Storm-driven ocean swells have been driving a catastrophic disintegration of Antarctic ice shelves over recent decades. Photo / Nick Roden/Australian Antarctic Division
Storm-driven ocean swells have been driving a catastrophic disintegration of Antarctic ice shelves over recent decades, by delivering fatal blows to pre-existing fractures.
Reduced sea ice coverage since the late 1980s has led to increased exposure of ice shelves on the Antarctic Peninsula to ocean swells, causing them to flex and break.
New insights into the process, led by an international team including the University of Otago's Professor Vernon Squire, have been published today in the major scientific journal Nature.

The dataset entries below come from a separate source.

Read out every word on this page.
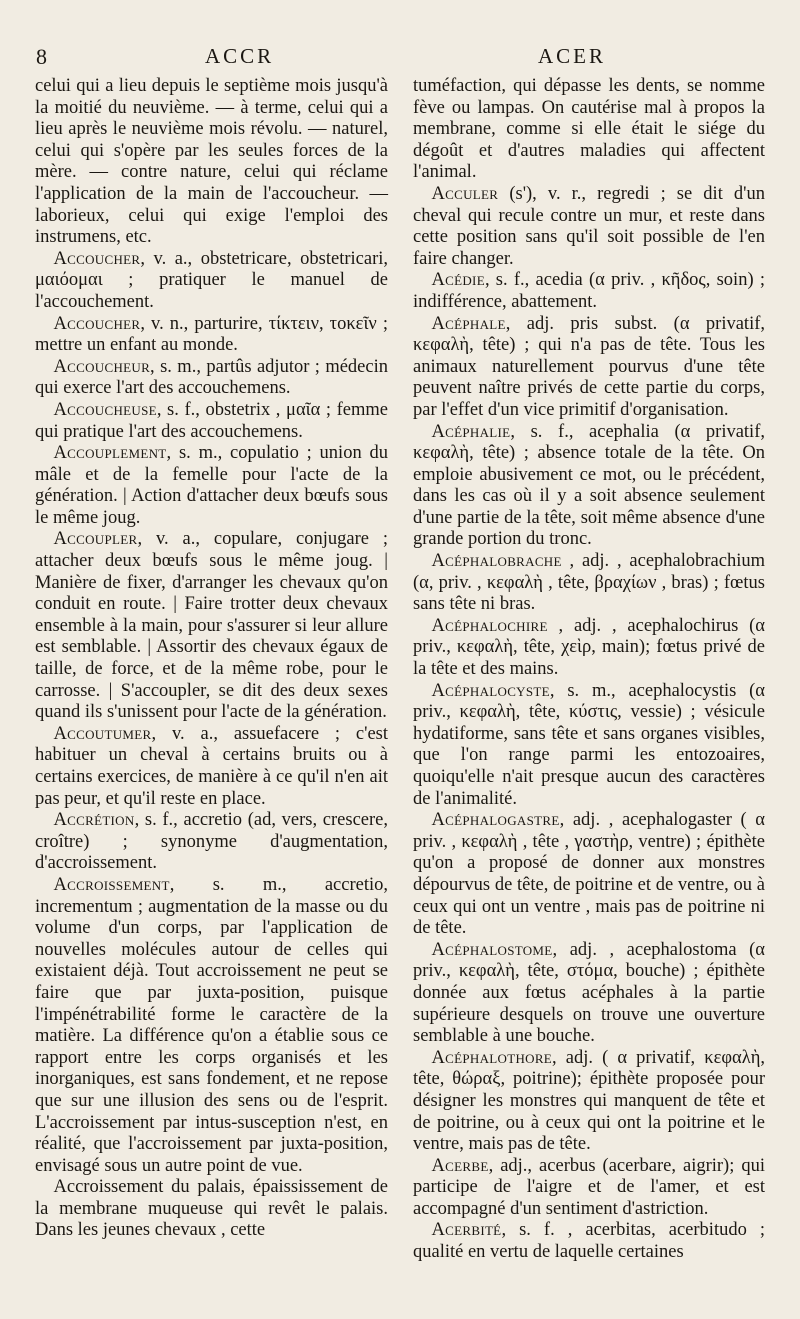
8	ACCR	ACER

celui qui a lieu depuis le septième mois jusqu'à la moitié du neuvième. — à terme, celui qui a lieu après le neuvième mois révolu. — naturel, celui qui s'opère par les seules forces de la mère. — contre nature, celui qui réclame l'application de la main de l'accoucheur. — laborieux, celui qui exige l'emploi des instrumens, etc.

 Accoucher, v. a., obstetricare, obstetricari, μαιόομαι ; pratiquer le manuel de l'accouchement.

 Accoucher, v. n., parturire, τίκτειν, τοκεῖν ; mettre un enfant au monde.

 Accoucheur, s. m., partûs adjutor ; médecin qui exerce l'art des accouchemens.

 Accoucheuse, s. f., obstetrix , μαῖα ; femme qui pratique l'art des accouchemens.

 Accouplement, s. m., copulatio ; union du mâle et de la femelle pour l'acte de la génération. | Action d'attacher deux bœufs sous le même joug.

 Accoupler, v. a., copulare, conjugare ; attacher deux bœufs sous le même joug. | Manière de fixer, d'arranger les chevaux qu'on conduit en route. | Faire trotter deux chevaux ensemble à la main, pour s'assurer si leur allure est semblable. | Assortir des chevaux égaux de taille, de force, et de la même robe, pour le carrosse. | S'accoupler, se dit des deux sexes quand ils s'unissent pour l'acte de la génération.

 Accoutumer, v. a., assuefacere ; c'est habituer un cheval à certains bruits ou à certains exercices, de manière à ce qu'il n'en ait pas peur, et qu'il reste en place.

 Accrétion, s. f., accretio (ad, vers, crescere, croître) ; synonyme d'augmentation, d'accroissement.

 Accroissement, s. m., accretio, incrementum ; augmentation de la masse ou du volume d'un corps, par l'application de nouvelles molécules autour de celles qui existaient déjà. Tout accroissement ne peut se faire que par juxta-position, puisque l'impénétrabilité forme le caractère de la matière. La différence qu'on a établie sous ce rapport entre les corps organisés et les inorganiques, est sans fondement, et ne repose que sur une illusion des sens ou de l'esprit. L'accroissement par intus-susception n'est, en réalité, que l'accroissement par juxta-position, envisagé sous un autre point de vue.

 Accroissement du palais, épaississement de la membrane muqueuse qui revêt le palais. Dans les jeunes chevaux , cette

tuméfaction, qui dépasse les dents, se nomme fève ou lampas. On cautérise mal à propos la membrane, comme si elle était le siége du dégoût et d'autres maladies qui affectent l'animal.

 Acculer (s'), v. r., regredi ; se dit d'un cheval qui recule contre un mur, et reste dans cette position sans qu'il soit possible de l'en faire changer.

 Acédie, s. f., acedia (α priv. , κῆδος, soin) ; indifférence, abattement.

 Acéphale, adj. pris subst. (α privatif, κεφαλὴ, tête) ; qui n'a pas de tête. Tous les animaux naturellement pourvus d'une tête peuvent naître privés de cette partie du corps, par l'effet d'un vice primitif d'organisation.

 Acéphalie, s. f., acephalia (α privatif, κεφαλὴ, tête) ; absence totale de la tête. On emploie abusivement ce mot, ou le précédent, dans les cas où il y a soit absence seulement d'une partie de la tête, soit même absence d'une grande portion du tronc.

 Acéphalobrache , adj. , acephalobrachium (α, priv. , κεφαλὴ , tête, βραχίων , bras) ; fœtus sans tête ni bras.

 Acéphalochire , adj. , acephalochirus (α priv., κεφαλὴ, tête, χεὶρ, main); fœtus privé de la tête et des mains.

 Acéphalocyste, s. m., acephalocystis (α priv., κεφαλὴ, tête, κύστις, vessie) ; vésicule hydatiforme, sans tête et sans organes visibles, que l'on range parmi les entozoaires, quoiqu'elle n'ait presque aucun des caractères de l'animalité.

 Acéphalogastre, adj. , acephalogaster ( α priv. , κεφαλὴ , tête , γαστὴρ, ventre) ; épithète qu'on a proposé de donner aux monstres dépourvus de tête, de poitrine et de ventre, ou à ceux qui ont un ventre , mais pas de poitrine ni de tête.

 Acéphalostome, adj. , acephalostoma (α priv., κεφαλὴ, tête, στόμα, bouche) ; épithète donnée aux fœtus acéphales à la partie supérieure desquels on trouve une ouverture semblable à une bouche.

 Acéphalothore, adj. ( α privatif, κεφαλὴ, tête, θώραξ, poitrine); épithète proposée pour désigner les monstres qui manquent de tête et de poitrine, ou à ceux qui ont la poitrine et le ventre, mais pas de tête.

 Acerbe, adj., acerbus (acerbare, aigrir); qui participe de l'aigre et de l'amer, et est accompagné d'un sentiment d'astriction.

 Acerbité, s. f. , acerbitas, acerbitudo ; qualité en vertu de laquelle certaines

"Sea ice acts as a protective buffer to ice shelves, by dampening destructive ocean swells before they reach the ice shelf edge," explained Dr Rob Massom, of the Australian Antarctic Division and the Antarctic Climate and Ecosystems Cooperative Research Centre.

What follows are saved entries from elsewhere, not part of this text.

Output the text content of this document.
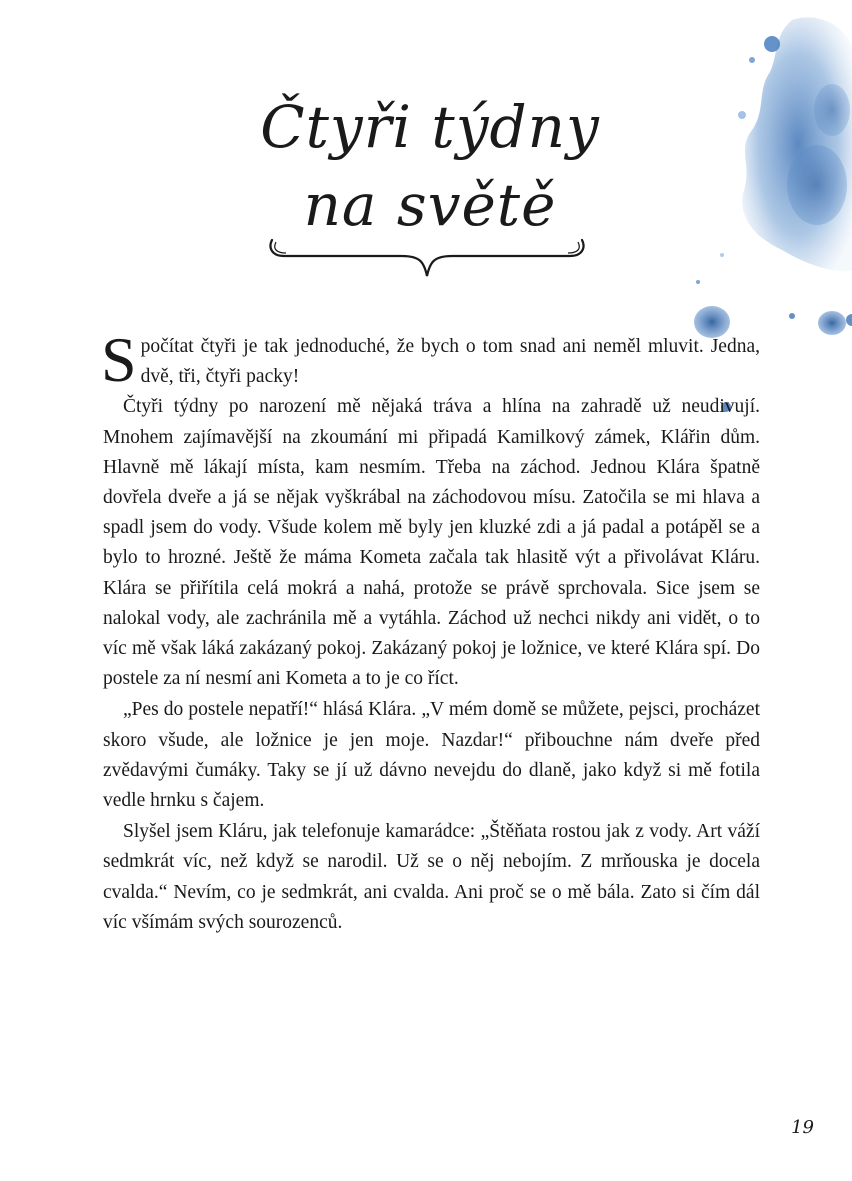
Čtyři týdny
na světě

Spočítat čtyři je tak jednoduché, že bych o tom snad ani neměl mluvit. Jedna, dvě, tři, čtyři packy!

Čtyři týdny po narození mě nějaká tráva a hlína na zahradě už neudivují. Mnohem zajímavější na zkoumání mi připadá Kamilkový zámek, Klářin dům. Hlavně mě lákají místa, kam nesmím. Třeba na záchod. Jednou Klára špatně dovřela dveře a já se nějak vyškrábal na záchodovou mísu. Zatočila se mi hlava a spadl jsem do vody. Všude kolem mě byly jen kluzké zdi a já padal a potápěl se a bylo to hrozné. Ještě že máma Kometa začala tak hlasitě výt a přivolávat Kláru. Klára se přiřítila celá mokrá a nahá, protože se právě sprchovala. Sice jsem se nalokal vody, ale zachránila mě a vytáhla. Záchod už nechci nikdy ani vidět, o to víc mě však láká zakázaný pokoj. Zakázaný pokoj je ložnice, ve které Klára spí. Do postele za ní nesmí ani Kometa a to je co říct.

„Pes do postele nepatří!“ hlásá Klára. „V mém domě se můžete, pejsci, procházet skoro všude, ale ložnice je jen moje. Nazdar!“ přibouchne nám dveře před zvědavými čumáky. Taky se jí už dávno nevejdu do dlaně, jako když si mě fotila vedle hrnku s čajem.

Slyšel jsem Kláru, jak telefonuje kamarádce: „Štěňata rostou jak z vody. Art váží sedmkrát víc, než když se narodil. Už se o něj nebojím. Z mrňouska je docela cvalda.“ Nevím, co je sedmkrát, ani cvalda. Ani proč se o mě bála. Zato si čím dál víc všímám svých sourozenců.

19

"But where there is loss of sea ice, storm-generated ocean swells can easily reach the exposed ice shelf, causing the first few kilometres of its outer margin to flex."

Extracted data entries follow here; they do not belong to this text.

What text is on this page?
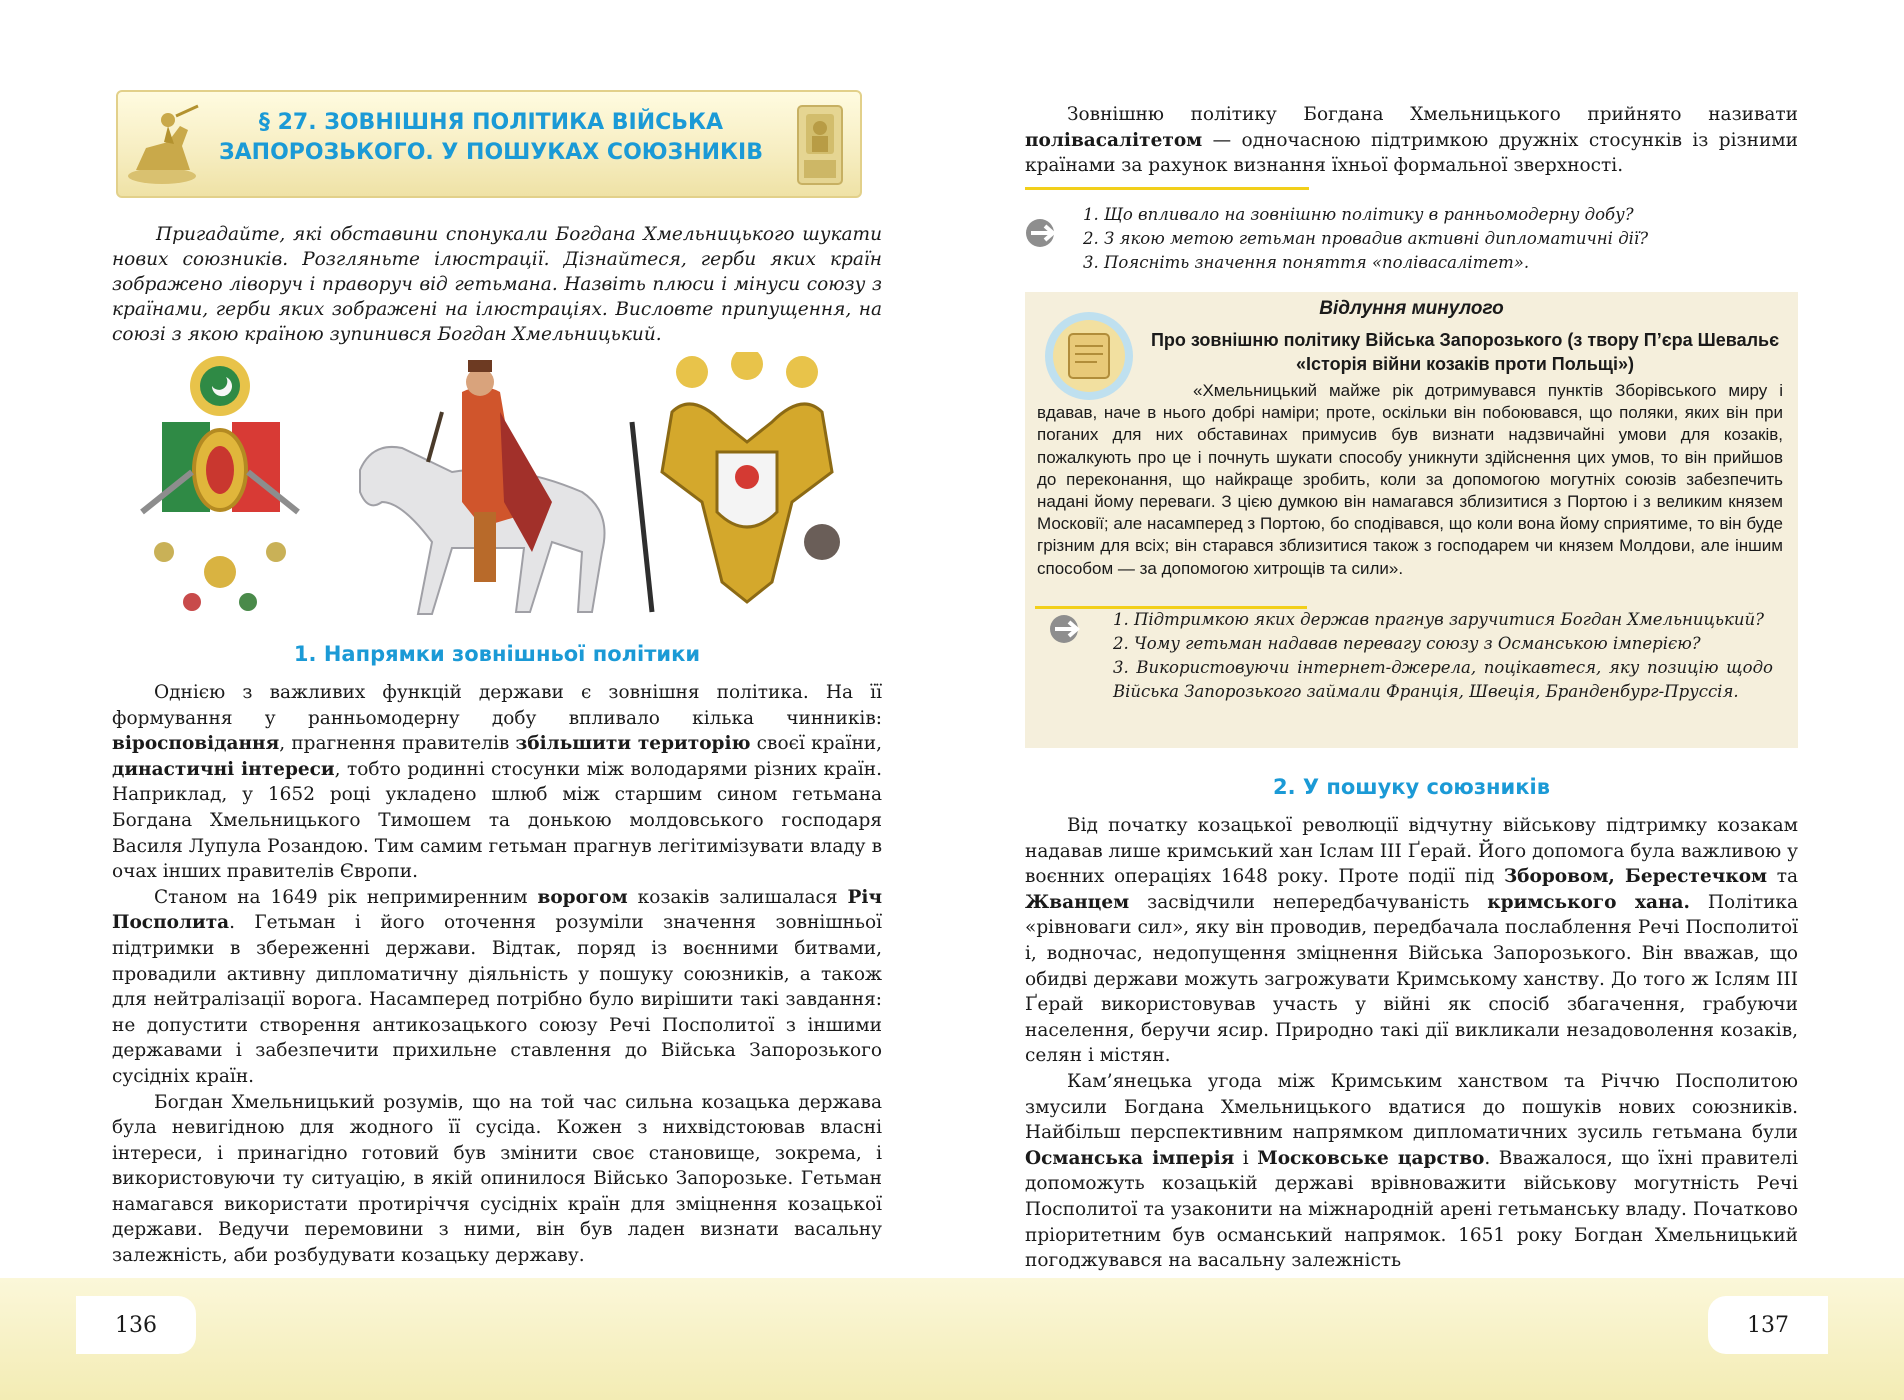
§ 27. ЗОВНІШНЯ ПОЛІТИКА ВІЙСЬКА ЗАПОРОЗЬКОГО. У ПОШУКАХ СОЮЗНИКІВ
Пригадайте, які обставини спонукали Богдана Хмельницького шукати нових союзників. Розгляньте ілюстрації. Дізнайтеся, герби яких країн зображено ліворуч і праворуч від гетьмана. Назвіть плюси і мінуси союзу з країнами, герби яких зображені на ілюстраціях. Висловте припущення, на союзі з якою країною зупинився Богдан Хмельницький.
1. Напрямки зовнішньої політики

Однією з важливих функцій держави є зовнішня політика. На її формування у ранньомодерну добу впливало кілька чинників: віросповідання, прагнення правителів збільшити територію своєї країни, династичні інтереси, тобто родинні стосунки між володарями різних країн. Наприклад, у 1652 році укладено шлюб між старшим сином гетьмана Богдана Хмельницького Тимошем та донькою молдовського господаря Василя Лупула Розандою. Тим самим гетьман прагнув легітимізувати владу в очах інших правителів Європи.

Станом на 1649 рік непримиренним ворогом козаків залишалася Річ Посполита. Гетьман і його оточення розуміли значення зовнішньої підтримки в збереженні держави. Відтак, поряд із воєнними битвами, провадили активну дипломатичну діяльність у пошуку союзників, а також для нейтралізації ворога. Насамперед потрібно було вирішити такі завдання: не допустити створення антикозацького союзу Речі Посполитої з іншими державами і забезпечити прихильне ставлення до Війська Запорозького сусідніх країн.

Богдан Хмельницький розумів, що на той час сильна козацька держава була невигідною для жодного її сусіда. Кожен з нихвідстоював власні інтереси, і принагідно готовий був змінити своє становище, зокрема, і використовуючи ту ситуацію, в якій опинилося Військо Запорозьке. Гетьман намагався використати протиріччя сусідніх країн для зміцнення козацької держави. Ведучи перемовини з ними, він був ладен визнати васальну залежність, аби розбудувати козацьку державу.

136

Зовнішню політику Богдана Хмельницького прийнято називати полівасалітетом — одночасною підтримкою дружніх стосунків із різними країнами за рахунок визнання їхньої формальної зверхності.

1. Що впливало на зовнішню політику в ранньомодерну добу?
2. З якою метою гетьман провадив активні дипломатичні дії?
3. Поясніть значення поняття «полівасалітет».
Відлуння минулого
Про зовнішню політику Війська Запорозького (з твору П’єра Шевальє «Історія війни козаків проти Польщі»)

«Хмельницький майже рік дотримувався пунктів Зборівського миру і вдавав, наче в нього добрі наміри; проте, оскільки він побоювався, що поляки, яких він при поганих для них обставинах примусив був визнати надзвичайні умови для козаків, пожалкують про це і почнуть шукати способу уникнути здійснення цих умов, то він прийшов до переконання, що найкраще зробить, коли за допомогою могутніх союзів забезпечить надані йому переваги. З цією думкою він намагався зблизитися з Портою і з великим князем Московії; але насамперед з Портою, бо сподівався, що коли вона йому сприятиме, то він буде грізним для всіх; він старався зблизитися також з господарем чи князем Молдови, але іншим способом — за допомогою хитрощів та сили».

1. Підтримкою яких держав прагнув заручитися Богдан Хмельницький?
2. Чому гетьман надавав перевагу союзу з Османською імперією?
3. Використовуючи інтернет-джерела, поцікавтеся, яку позицію щодо Війська Запорозького займали Франція, Швеція, Бранденбург-Пруссія.
2. У пошуку союзників

Від початку козацької революції відчутну військову підтримку козакам надавав лише кримський хан Іслам ІІІ Ґерай. Його допомога була важливою у воєнних операціях 1648 року. Проте події під Зборовом, Берестечком та Жванцем засвідчили непередбачуваність кримського хана. Політика «рівноваги сил», яку він проводив, передбачала послаблення Речі Посполитої і, водночас, недопущення зміцнення Війська Запорозького. Він вважав, що обидві держави можуть загрожувати Кримському ханству. До того ж Іслям ІІІ Ґерай використовував участь у війні як спосіб збагачення, грабуючи населення, беручи ясир. Природно такі дії викликали незадоволення козаків, селян і містян.

Кам’янецька угода між Кримським ханством та Річчю Посполитою змусили Богдана Хмельницького вдатися до пошуків нових союзників. Найбільш перспективним напрямком дипломатичних зусиль гетьмана були Османська імперія і Московське царство. Вважалося, що їхні правителі допоможуть козацькій державі врівноважити військову могутність Речі Посполитої та узаконити на міжнародній арені гетьманську владу. Початково пріоритетним був османський напрямок. 1651 року Богдан Хмельницький погоджувався на васальну залежність

137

Over time, this flexing enlarged pre-existing fractures, until long thin "sliver" icebergs broke away or calved from the shelf front.
"This is like the 'straw that broke the camel's back', triggering the runaway collapse of large areas of ice shelves weakened by pre-existing fracturing and decades of surface flooding."
Study co-author Dr Luke Bennetts, from the University of Adelaide's School of Mathematical Sciences, said the finding highlights the need for sea ice and ocean waves to be included in ice sheet modelling.
This would allow scientists to more accurately forecast the fate of the remaining ice shelves and better predict the contribution of Antarctica's ice sheet to sea level rise, as climate changes.
"The contribution of the Antarctic Ice Sheet is currently the greatest source of uncertainty in projections of global mean sea level rise," Bennetts said.
"Ice shelves fringe about three quarters of the Antarctic coast and they play a crucially important role in moderating sea level rise by buttressing and slowing the movement of glacial ice from the interior of the continent to the ocean."
"While ice shelf disintegration doesn't directly raise sea level because they are already floating, the resulting acceleration of the tributary glaciers behind the ice shelf, into the Southern Ocean, does."
Study co-author, Dr Phil Reid, from the Australian Bureau of Meteorology, said the research identified a previously under-appreciated link between sea ice loss and ice shelf stability.
"Our study underlines the importance of understanding the mechanisms driving these sea ice trends, particularly in regions where sea ice acts as a protective buffer against ocean processes."
The discovery comes after the international research team, from Australia, the United States and New Zealand, combined satellite images and surface and ocean wave data with modelling, to analyse five major ice shelf disintegrations, between 1995 and 2009.
These included the abrupt and rapid losses of 1600sq km of ice from the Larsen A Ice Shelf in 1995, 3320sq km from the Larsen B Ice Shelf in 2002, and 1450sq km from the Wilkins Ice Shelf in 2009.
Each disintegration event occurred during periods when sea ice was significantly reduced or absent, and when ocean waves were large.
In only a matter of days, the collapse of the Larsen B Ice Shelf in 2002 removed an area of ice shelf that had been in place for the previous 11,500 years.
Removal of the ice shelf buttressing effect also caused a three to eight-fold increase in the discharge of glacial ice, behind the shelf, into the ocean, in the year following disintegration.
Also published today were new findings showing ice losses from Antarctica had increased sea levels by almost 8mm since 1992, with two-fifths of this rise coming in the past five years alone.